Re: History: Question on C14N list of nodes instead of subtrees from merlin on 2002-01-24 (w3c-ietf-xmldsig@w3.org from January to March 2002)

From: merlin <merlin@baltimore.ie>
Date: Thu, 24 Jan 2002 20:03:43 +0000
To: "John Boyer" <JBoyer@pureedge.com>
Cc: reagle@w3.org, w3c-ietf-xmldsig@w3.org
Message-Id: <20020124200343.B3F2F43C56@yog-sothoth.ie.baltimore.com>
Hi John,

r/JBoyer@pureedge.com/2002.01.24/10:58:12
>Your point on the complexity of the expression to be evaluated is
>well-taken.  One point of interest however, is that the bound is not,
>strictly speaking, O(log n).  In the worst case it can be very much
>worse, but cases in practice it is likely to be very much better than
>O(log n).  The reason is that XML documents tend to lack depth relative
>to the number of nodes.  The O(log n) rating would only apply in cases
>where a constant branching factor is guaranteed in the parse tree,
>whereas nodes in real XML documents tend to have lots more siblings than
>descendants.

Right, I was talking in terms of a "mathematically average"
document, whatever that means.
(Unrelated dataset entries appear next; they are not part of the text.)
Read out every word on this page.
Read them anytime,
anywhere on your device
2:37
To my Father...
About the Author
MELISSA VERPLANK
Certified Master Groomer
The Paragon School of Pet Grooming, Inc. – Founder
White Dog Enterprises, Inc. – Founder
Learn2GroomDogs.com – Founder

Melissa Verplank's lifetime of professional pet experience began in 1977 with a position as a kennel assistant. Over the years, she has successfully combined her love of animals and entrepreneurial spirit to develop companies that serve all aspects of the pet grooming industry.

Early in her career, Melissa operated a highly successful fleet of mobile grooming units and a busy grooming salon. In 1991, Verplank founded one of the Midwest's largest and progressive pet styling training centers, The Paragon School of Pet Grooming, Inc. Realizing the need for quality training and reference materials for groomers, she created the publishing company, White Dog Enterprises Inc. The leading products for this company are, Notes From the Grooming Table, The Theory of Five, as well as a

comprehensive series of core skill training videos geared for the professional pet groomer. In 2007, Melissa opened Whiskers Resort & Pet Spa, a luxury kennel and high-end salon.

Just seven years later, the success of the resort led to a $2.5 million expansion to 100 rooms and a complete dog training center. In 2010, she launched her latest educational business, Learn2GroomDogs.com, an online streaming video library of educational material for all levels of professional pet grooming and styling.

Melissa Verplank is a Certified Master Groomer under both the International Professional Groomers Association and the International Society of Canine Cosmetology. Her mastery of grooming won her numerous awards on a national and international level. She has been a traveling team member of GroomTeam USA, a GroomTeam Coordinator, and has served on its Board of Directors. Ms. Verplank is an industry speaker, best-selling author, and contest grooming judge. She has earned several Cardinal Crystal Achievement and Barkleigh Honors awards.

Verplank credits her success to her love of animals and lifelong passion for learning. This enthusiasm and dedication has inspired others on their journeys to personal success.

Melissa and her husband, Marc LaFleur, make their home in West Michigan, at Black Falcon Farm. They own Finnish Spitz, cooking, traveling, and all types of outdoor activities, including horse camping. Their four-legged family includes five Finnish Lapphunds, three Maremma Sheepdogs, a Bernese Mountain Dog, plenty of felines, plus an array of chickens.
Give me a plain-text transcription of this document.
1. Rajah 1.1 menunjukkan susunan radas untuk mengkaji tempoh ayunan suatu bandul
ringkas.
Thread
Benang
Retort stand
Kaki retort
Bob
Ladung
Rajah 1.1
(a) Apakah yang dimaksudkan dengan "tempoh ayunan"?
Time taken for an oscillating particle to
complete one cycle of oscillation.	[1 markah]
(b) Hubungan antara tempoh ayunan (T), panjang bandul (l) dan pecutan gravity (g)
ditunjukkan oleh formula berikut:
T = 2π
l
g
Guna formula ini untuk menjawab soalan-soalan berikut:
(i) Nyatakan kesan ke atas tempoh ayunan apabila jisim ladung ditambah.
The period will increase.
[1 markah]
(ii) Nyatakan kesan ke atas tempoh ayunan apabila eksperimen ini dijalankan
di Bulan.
FWIW, a "simple" signature
has 21 nodes and depth 6.

>Perhaps more to the point, Donald Eastlake's recent communications with
>me are most instructive.  In them, he pointed out alternatives to some
>of my earlier expressions, which were a bit kludgy because I knew a lot
>less about XPath back when they were created.  The predicate you
>mentioned:
>
>  count(id('to-be-signed') | ancestor-or-self::node()) =
>    count(ancestor-or-self::node())
>
>permits only those nodes whose ancestor count is equal to the ancestor
>count plus a particular node identified by id.  In other words, the
>predicate permits a node identified by id and the node's descendants.  I
>came up with this before I really understood the issues in capturing
>namespace and attribute nodes (in the ancestor direction, namespace and
>attribute nodes take element parents, but these types of nodes do not
>register as 'children' of that element so the descendant-or-self::node()
>test does not match them).  Only later did I discover the //@* and
>//namespace::* notation when trying to find some way of expressing the
>default expression for canonicalization, which should be default include
>all nodes.  Donald combined this with the notion of using the id
>function to obtain a subtree root, resulting in the logically equivalent
>expression:
>
>	(id('to-be-signed')//. | id('to-be-signed')//@* |
>id('to-be-signed')//namespace::* )
>
>Presumably, the id function will be backed by a hash table, providing
>constant expected time lookup of the subtree root.  The next step after
>each id() function invocation calls for a linear time traversal of the
>subtree, performing a constant time test at each node.  Finally, as long
>as the union operations are done intelligently as merge operations, the
>whole thing comes out as worst case O(n) where n is the number of nodes
>in the subtree (not in the document!).  This should be remarkably
>faster.

The problem is that XMLDSIG does not utilise XPath in this
manner; it uses the XPath expression as a boolean test for
each node in the input set, so the expression above will
evaluate to true for every node in the document (presuming
there exists an element of such ID).

If we formulate a new XMLDSIG XPath intersection transform
then we can use these expressions to solve some problems
more efficiently.

>As for the other larger expression you included below, I could benefit
>from a thorough description of its context as there *may* be a way to do
>it more efficiently, but I'm a little short of time and it is not
>immediately obvious exactly what it is doing.  Give me a bit more
>context, and I'll bang around in the XPath spec a bit more and see if
>something pops out.  It looks like you are trying to exclude a subtree
>rather than include a subtree, in which case it may be hard to come up
>with something because XPath has no native support for set subtract or
>intersect.  We may have to get creative (add a function or something).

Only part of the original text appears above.